About duality of Bochner spaces

Question

I have a question about Bochner spaces, especially valued in Lebesgue $L^p$ spaces. I have been reading Analysis in Banach Spaces Volume I by Tuomas Hytönen, Jan van Neerven, Mark Veraar and Lutz Weis. I am confused about the dual of $L^1([0,1],L^1([0,1]))$. From Theorem 1.3.10, we have that the natural embedding $L^{\infty}([0,1],L^{\infty}([0,1]))$ into $L^1([0,1],L^1([0,1]))'$ given by \begin{align*} \phi : h \in L^{\infty}([0,1],L^{\infty}([0,1])) \mapsto \left( \phi \in L^1([0,1],L^1([0,1])) \mapsto \int_{[0,1]}\int_{[0,1]}\phi(x,y)\overline{h(x,y)} \mathrm{d} y \mathrm{d} x\right) \end{align*} is an isomorphism if and only if $L^{\infty}[0,1]$ has the Radon-Nikodym Property. But,the example 1.3.24 shows that it does not have this property. Hence, it means that the embedding above is not an isomorphism. However, I would expect that one can show that for every $p$ in $[1,\infty]$, $L^p([0,1],L^p([0,1]))$ is isomorphic to $L^p([0,1] \times [0,1])$ with the "natural" maps $\psi_p$ such that, for $h$ a simple function $\psi_p(h)=h$ (I am not able to check that). Then, using that the embedding $\tilde{\phi}:L^{\infty}([0,1]^2) \rightarrow (L^1([0,1]^2)'$ is an isomorphism and factorizing the maps, I would hope to be able to show that the duality result can be transferred to $L^{\infty}([0,1],L^{\infty}([0,1])) \cong L^1([0,1],L^1([0,1]))'$ by rewriting $\phi=\psi_1^* \circ \tilde{\psi} \circ \psi_{\infty}$ (where $\psi_1^*$ is the dual operator associated with $\psi_1$), but that would contradict the previous result... I am not sure where this fails. Does someone have an idea about that? In particular, is there a condition to guarantee that the there is a "natural" isomorphism between $L^p(X,L^p(Y,\mathbb{R}))$ for measured spaces $X$ and $Y$?

Answer 1

I will answer your question in a low-brow way, by showing that the "obvious map" doesn't work. In particular $L^\infty([0,1]^2)$ is not the same as $L^\infty([0,1],L^\infty([0,1]))$.

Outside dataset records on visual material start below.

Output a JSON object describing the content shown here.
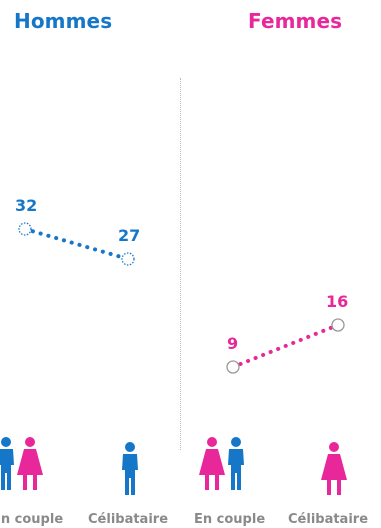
{
  "panels": {
    "men": {
      "title": "Hommes"
    },
    "women": {
      "title": "Femmes"
    }
  },
  "categories": [
    "En couple",
    "Célibataire",
    "En couple",
    "Célibataire"
  ],
  "colors": {
    "men": "#1677c8",
    "women": "#e8279a",
    "open_marker": "#999999"
  },
  "icons": [
    "couple-icon",
    "single-man-icon",
    "couple-icon",
    "single-woman-icon"
  ],
  "chart_data": [
    {
      "type": "line",
      "title": "Hommes",
      "categories": [
        "En couple",
        "Célibataire"
      ],
      "series": [
        {
          "values": [
            32,
            27
          ]
        }
      ]
    },
    {
      "type": "line",
      "title": "Femmes",
      "categories": [
        "En couple",
        "Célibataire"
      ],
      "series": [
        {
          "values": [
            9,
            16
          ]
        }
      ]
    }
  ]
}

Let $f(x,y) = 1$ if $|x-y| < \frac15$ and $0$ otherwise. It is clear that this function is in $L^\infty([0,1]^2)$.

Let $g_x(y) = f(x,y)$. Then $x\mapsto g_x$ is a mapping from $[0,1]\to L^\infty([0,1])$. (Note that this mapping satisfies, whenever $x\neq x'$, that $\|g_x - g_{x'}\|_\infty = 1$. So $x\mapsto g_x$ is everywhere discontinuous.)

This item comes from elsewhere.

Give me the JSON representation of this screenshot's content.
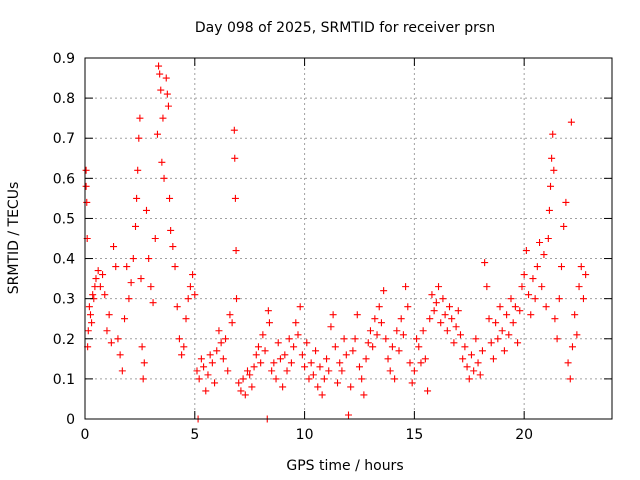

Now, remember that elements of the Bochner space $L^\infty([0,1],L^\infty([0,1]))$ are strongly measurable functions from $[0,1]\to L^\infty([0,1])$, which requires that they be pointwise limits of a sequence of simple functions. Simple functions have range a finite set, and hence strongly measurable functions have separable range. (This is probably in the book you cited.) But the range of $x\mapsto g_x$ is an uncountable discrete set (any pair of distinct points have distance 1). So $x\mapsto g_x$ is not strongly measurable.

(This is a general problem when you look at strongly measurable functions into non-separable spaces.)